Spyware Doctor is a veteran package, and way back in 2006 it held a place on our A List. These days, though, spyware is just one of a whole host of threats. PC Tools bundled optional antivirus into the package a few years back, and now this latest version focuses on behavioural analysis and system resources.
Spyware Doctor’s simple front end emphasises manual scanning, rather than real-time detection. By default, it runs an automatic scan every week, but the schedule can be customised.
You can run custom scans too, though it’s a pain: you have to navigate through a directory tree to choose the folders to scan. It’s not a package for tinkerers, but the few options you do get are perfectly practical: for example, you can tweak the scan priority, specify websites or files to ignore and optionally create a System Restore point before acting on discovered threats.

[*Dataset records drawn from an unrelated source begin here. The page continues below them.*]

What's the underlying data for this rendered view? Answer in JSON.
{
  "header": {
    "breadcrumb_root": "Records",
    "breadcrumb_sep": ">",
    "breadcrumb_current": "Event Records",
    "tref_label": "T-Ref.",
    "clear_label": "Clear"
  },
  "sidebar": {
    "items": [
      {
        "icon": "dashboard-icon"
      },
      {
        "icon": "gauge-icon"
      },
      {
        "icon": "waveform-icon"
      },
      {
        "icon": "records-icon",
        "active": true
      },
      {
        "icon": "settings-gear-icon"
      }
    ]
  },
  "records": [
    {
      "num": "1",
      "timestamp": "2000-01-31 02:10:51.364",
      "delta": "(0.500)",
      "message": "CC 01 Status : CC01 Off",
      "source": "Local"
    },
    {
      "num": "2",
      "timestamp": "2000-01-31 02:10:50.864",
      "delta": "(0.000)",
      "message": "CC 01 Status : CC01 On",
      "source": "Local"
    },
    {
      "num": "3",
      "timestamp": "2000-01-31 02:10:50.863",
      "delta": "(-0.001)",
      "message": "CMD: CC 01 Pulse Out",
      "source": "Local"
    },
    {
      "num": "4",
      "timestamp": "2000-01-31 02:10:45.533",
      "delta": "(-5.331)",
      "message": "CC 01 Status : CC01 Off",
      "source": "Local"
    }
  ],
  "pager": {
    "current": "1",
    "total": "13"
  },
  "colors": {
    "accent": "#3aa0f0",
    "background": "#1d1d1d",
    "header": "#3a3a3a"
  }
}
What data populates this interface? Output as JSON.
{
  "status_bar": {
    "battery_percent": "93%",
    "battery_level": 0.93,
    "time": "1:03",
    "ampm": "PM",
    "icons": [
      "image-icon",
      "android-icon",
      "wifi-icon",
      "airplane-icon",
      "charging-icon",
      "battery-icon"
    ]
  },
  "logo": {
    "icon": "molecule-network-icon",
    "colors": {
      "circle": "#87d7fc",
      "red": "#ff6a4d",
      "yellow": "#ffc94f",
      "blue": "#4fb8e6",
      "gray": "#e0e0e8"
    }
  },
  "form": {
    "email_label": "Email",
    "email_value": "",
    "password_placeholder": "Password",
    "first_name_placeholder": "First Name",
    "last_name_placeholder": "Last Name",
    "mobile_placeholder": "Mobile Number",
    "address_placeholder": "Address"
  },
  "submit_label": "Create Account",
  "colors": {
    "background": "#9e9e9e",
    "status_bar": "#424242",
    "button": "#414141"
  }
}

Scan-based protection is backed up by real-time “Intelliguard” protection, using ten “Guards”, each providing a distinctive sort of protection. File Guard, for example, blocks known malicious applications, while Network Guard keeps an eye on your network settings. The Guards can be individually toggled on and off, giving you direct control over exactly what the program watches
In practice, it proved a decent guardian. As soon as we clicked on an infected file – even without opening it – a requester leapt up warning us of danger ahead. It scans email as it arrives too, and a free downloadable Browser
Defender add-on brings web protection.
The scanning system is granular, with a choice of 11 different “Scanners”, including a Registry Scanner, Process Scanner and Startup Scanner. It adds up to a pleasing sense of empowerment, though there’s no obvious reason why you’d ever want to turn off any of the Guards or Scanners.
In practise, the Scanners did a solid job, but couldn’t quite keep up with the competition. Spyware Doctor identified most of our malware samples, but it missed the Sobar virus and the Install-Provider Trojan, while the other packages intercepted both.
Spyware Doctor also overlooked a handful of adware or “nuisanceware” samples, and, despite improved behavioural protection, it didn’t intercept some system-monitoring tools that could be used for spying. We were still safe from most major threats, but other programs provide more comprehensive protection.
PC Tools claims the package adds just 15 seconds to boot time, with a RAM footprint of 35MB. Our own tests confirmed the 15-second boot, though in our Vista test system we saw a RAM footprint closer to 55MB – more than Kaspersky, but not so huge as to cause alarm.
Overall, PC Tools Spyware Doctor with AntiVirus is a simple package that’ll appeal to those who like to take control without getting bogged down in technical minutiae. Unfortunately, the price is high, especially for protection that’s not quite water-tight.